This is another installment in our ongoing series on building trustworthy AI Agents:

Adversarial Robustness (Part 7)

By this point in the series we know how to secure communications, verify identities, enforce policy, log actions, and stop agents when they behave badly. The next missing primitive is the ability to tolerate adversarial inputs.

A cleverly crafted string, poisoned document, or recursive sequence of LLM queries can collapse an entire agentic workflow. This is because the agent’s reasoning process is itself an attack surface. Traditional systems worry about malformed input or SQL injection. Agent systems must handle far broader adversarial behaviors that target the model’s internal logic.

This section defines practical adversarial defenses and discusses how to deploy them in real agent-based systems.

The Adversary Model

Agents encounter adversarial content from many sources:

  1. Direct user attempts to jailbreak the agent.
  2. Malicious or compromised content passed through tool outputs or upstream APIs.
  3. Data poisoning, both deliberate and accidental.
  4. High volume probing meant to extract model weights or training data.
  5. Indirect prompt injection embedded in web pages or documents.
  6. Multi agent cross contamination where one agent manipulates another.
  7. Tool misuse, where the model is tricked into invoking powerful APIs.

A robust system accepts this reality by default and defends accordingly.

Primitive 1: Input Sanitization and Compartmentalization

The first defensive layer is a strict, structured input boundary. Raw strings should never be fed directly into an LLM. Instead, inputs should be sanitized, validated, normalized, and compartmentalized.

Beyond filtering unsafe characters and formatting, this primitive also guards against confused deputy attacks.
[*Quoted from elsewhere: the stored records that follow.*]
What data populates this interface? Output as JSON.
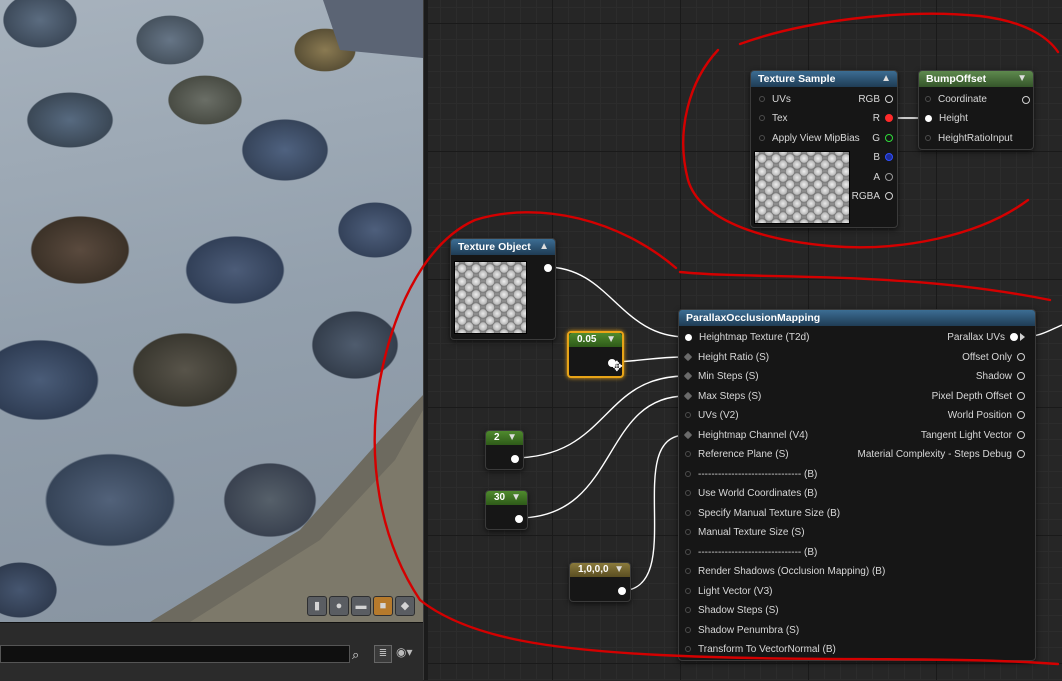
{
  "viewport": {
    "toolbar_icons": [
      "cylinder-icon",
      "sphere-icon",
      "plane-icon",
      "cube-icon",
      "teapot-icon"
    ],
    "active_icon": "cube-icon"
  },
  "search": {
    "value": "",
    "placeholder": ""
  },
  "nodes": {
    "texture_sample": {
      "title": "Texture Sample",
      "inputs": [
        "UVs",
        "Tex",
        "Apply View MipBias"
      ],
      "outputs": [
        "RGB",
        "R",
        "G",
        "B",
        "A",
        "RGBA"
      ]
    },
    "bump_offset": {
      "title": "BumpOffset",
      "inputs": [
        "Coordinate",
        "Height",
        "HeightRatioInput"
      ]
    },
    "texture_object": {
      "title": "Texture Object"
    },
    "const_height_ratio": {
      "value": "0.05"
    },
    "const_min_steps": {
      "value": "2"
    },
    "const_max_steps": {
      "value": "30"
    },
    "const_channel": {
      "value": "1,0,0,0"
    },
    "pom": {
      "title": "ParallaxOcclusionMapping",
      "inputs": [
        "Heightmap Texture (T2d)",
        "Height Ratio (S)",
        "Min Steps (S)",
        "Max Steps (S)",
        "UVs (V2)",
        "Heightmap Channel (V4)",
        "Reference Plane (S)",
        "------------------------------- (B)",
        "Use World Coordinates (B)",
        "Specify Manual Texture Size (B)",
        "Manual Texture Size (S)",
        "------------------------------- (B)",
        "Render Shadows (Occlusion Mapping) (B)",
        "Light Vector (V3)",
        "Shadow Steps (S)",
        "Shadow Penumbra (S)",
        "Transform To VectorNormal (B)"
      ],
      "outputs": [
        "Parallax UVs",
        "Offset Only",
        "Shadow",
        "Pixel Depth Offset",
        "World Position",
        "Tangent Light Vector",
        "Material Complexity - Steps Debug"
      ]
    }
  },
  "colors": {
    "annotation": "#d40000",
    "selection": "#e8a417",
    "pin_red": "#ff2a2a",
    "pin_green": "#2fdc3a",
    "pin_blue": "#2f4fff"
  }
}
A confused deputy occurs when an agent (the deputy) is tricked into using its legitimate permissions to perform an unauthorized action. Compartmentalization prevents user content from cohabiting with system instructions, which reduces the chance that the agent will treat malicious user text as authorized directives.

This layer ensures the model receives predictable input in predictable formats.
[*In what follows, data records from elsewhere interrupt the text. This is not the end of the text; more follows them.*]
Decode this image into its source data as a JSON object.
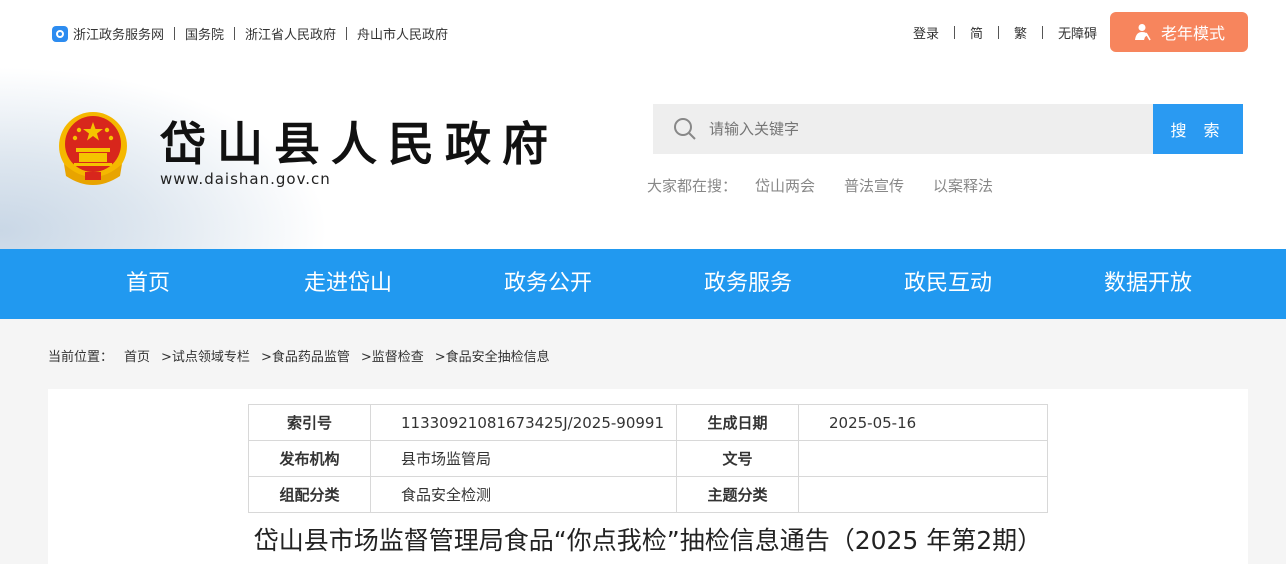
{
  "top_links": [
    "浙江政务服务网",
    "国务院",
    "浙江省人民政府",
    "舟山市人民政府"
  ],
  "top_right": [
    "登录",
    "简",
    "繁",
    "无障碍"
  ],
  "elder_mode_label": "老年模式",
  "site": {
    "name": "岱山县人民政府",
    "url": "www.daishan.gov.cn"
  },
  "search": {
    "placeholder": "请输入关键字",
    "button_label": "搜 索",
    "hot_label": "大家都在搜：",
    "hot_items": [
      "岱山两会",
      "普法宣传",
      "以案释法"
    ]
  },
  "nav": [
    "首页",
    "走进岱山",
    "政务公开",
    "政务服务",
    "政民互动",
    "数据开放"
  ],
  "breadcrumb": [
    "当前位置：",
    "首页",
    ">试点领域专栏",
    ">食品药品监管",
    ">监督检查",
    ">食品安全抽检信息"
  ],
  "meta": {
    "index_key": "索引号",
    "index_val": "11330921081673425J/2025-90991",
    "date_key": "生成日期",
    "date_val": "2025-05-16",
    "publisher_key": "发布机构",
    "publisher_val": "县市场监管局",
    "docno_key": "文号",
    "docno_val": "",
    "category_key": "组配分类",
    "category_val": "食品安全检测",
    "topic_key": "主题分类",
    "topic_val": ""
  },
  "article_title": "岱山县市场监督管理局食品“你点我检”抽检信息通告（2025 年第2期）",
  "colors": {
    "nav_blue": "#2199f0",
    "search_blue": "#2a9af2",
    "elder_orange": "#f7855d"
  }
}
Example: strict JSON input sanitization with control character filtering

import json
import re
from typing import Any, Dict

def sanitize_input(raw: str) -> Dict[str, Any]:
    """
    Strong input validation for user supplied JSON.

    Steps:
      1. Parse JSON safely.
      2. Enforce a strict schema.
      3. Reject oversized fields.
      4. Remove control characters while preserving newlines and tabs.

    This is a critical defense against malformed and adversarial input.
    """
    try:
        data = json.loads(raw)
    except json.JSONDecodeError:
        raise ValueError("Input must be valid JSON")
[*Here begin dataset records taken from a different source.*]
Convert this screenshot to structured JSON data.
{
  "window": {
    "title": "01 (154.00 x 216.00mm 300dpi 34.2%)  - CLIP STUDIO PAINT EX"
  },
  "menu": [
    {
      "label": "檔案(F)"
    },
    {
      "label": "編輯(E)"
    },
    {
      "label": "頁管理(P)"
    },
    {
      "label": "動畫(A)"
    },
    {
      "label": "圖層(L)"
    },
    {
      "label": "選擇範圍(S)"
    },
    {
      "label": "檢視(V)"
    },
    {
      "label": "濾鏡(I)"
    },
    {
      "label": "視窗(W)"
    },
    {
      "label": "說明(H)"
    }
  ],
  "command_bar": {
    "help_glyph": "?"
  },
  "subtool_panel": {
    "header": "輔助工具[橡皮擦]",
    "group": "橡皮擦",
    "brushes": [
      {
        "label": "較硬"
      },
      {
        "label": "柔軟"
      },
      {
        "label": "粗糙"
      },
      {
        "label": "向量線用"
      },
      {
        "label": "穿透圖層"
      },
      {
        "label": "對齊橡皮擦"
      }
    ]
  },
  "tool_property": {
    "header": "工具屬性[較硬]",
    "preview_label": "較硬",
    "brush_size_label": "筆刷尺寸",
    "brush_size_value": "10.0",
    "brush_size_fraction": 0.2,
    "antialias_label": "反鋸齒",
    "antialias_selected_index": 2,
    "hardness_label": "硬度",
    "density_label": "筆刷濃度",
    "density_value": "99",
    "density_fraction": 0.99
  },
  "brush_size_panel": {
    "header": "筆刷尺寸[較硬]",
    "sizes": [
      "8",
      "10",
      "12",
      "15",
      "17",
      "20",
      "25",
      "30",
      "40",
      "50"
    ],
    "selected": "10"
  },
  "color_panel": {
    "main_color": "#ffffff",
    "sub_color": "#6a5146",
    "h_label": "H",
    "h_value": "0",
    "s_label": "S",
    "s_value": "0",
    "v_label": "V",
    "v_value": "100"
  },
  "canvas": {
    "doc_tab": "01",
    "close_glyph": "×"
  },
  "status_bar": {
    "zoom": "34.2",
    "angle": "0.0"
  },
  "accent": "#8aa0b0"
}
    allowed_fields = {"query", "context", "metadata"}

    # Reject unknown fields
    for key in data.keys():
        if key not in allowed_fields:
            raise ValueError(f"Unexpected field: {key}")

    # Reject oversized strings
    for key, value in data.items():
        if isinstance(value, str) and len(value) > 2000:
            raise ValueError(f"Field '{key}' exceeds length limit")

    # Remove true control characters (ASCII 0-8, 11-12, 14-31)
    control_char_pattern = r"[\x00-\x08\x0B\x0C\x0E-\x1F]"
    for key, value in data.items():
        if isinstance(value, str):
            data[key] = re.sub(control_char_pattern, "", value)

    return data

This preserves tabs and newlines, which many agents legitimately need.

Primitive 2: Adversarial Classification and Anomaly Detection

Even sanitized input may still contain adversarial content. The next defensive layer identifies semantically suspicious input patterns. This includes instruction-changing attempts, indirect prompt injection structures, and strategically encoded payloads.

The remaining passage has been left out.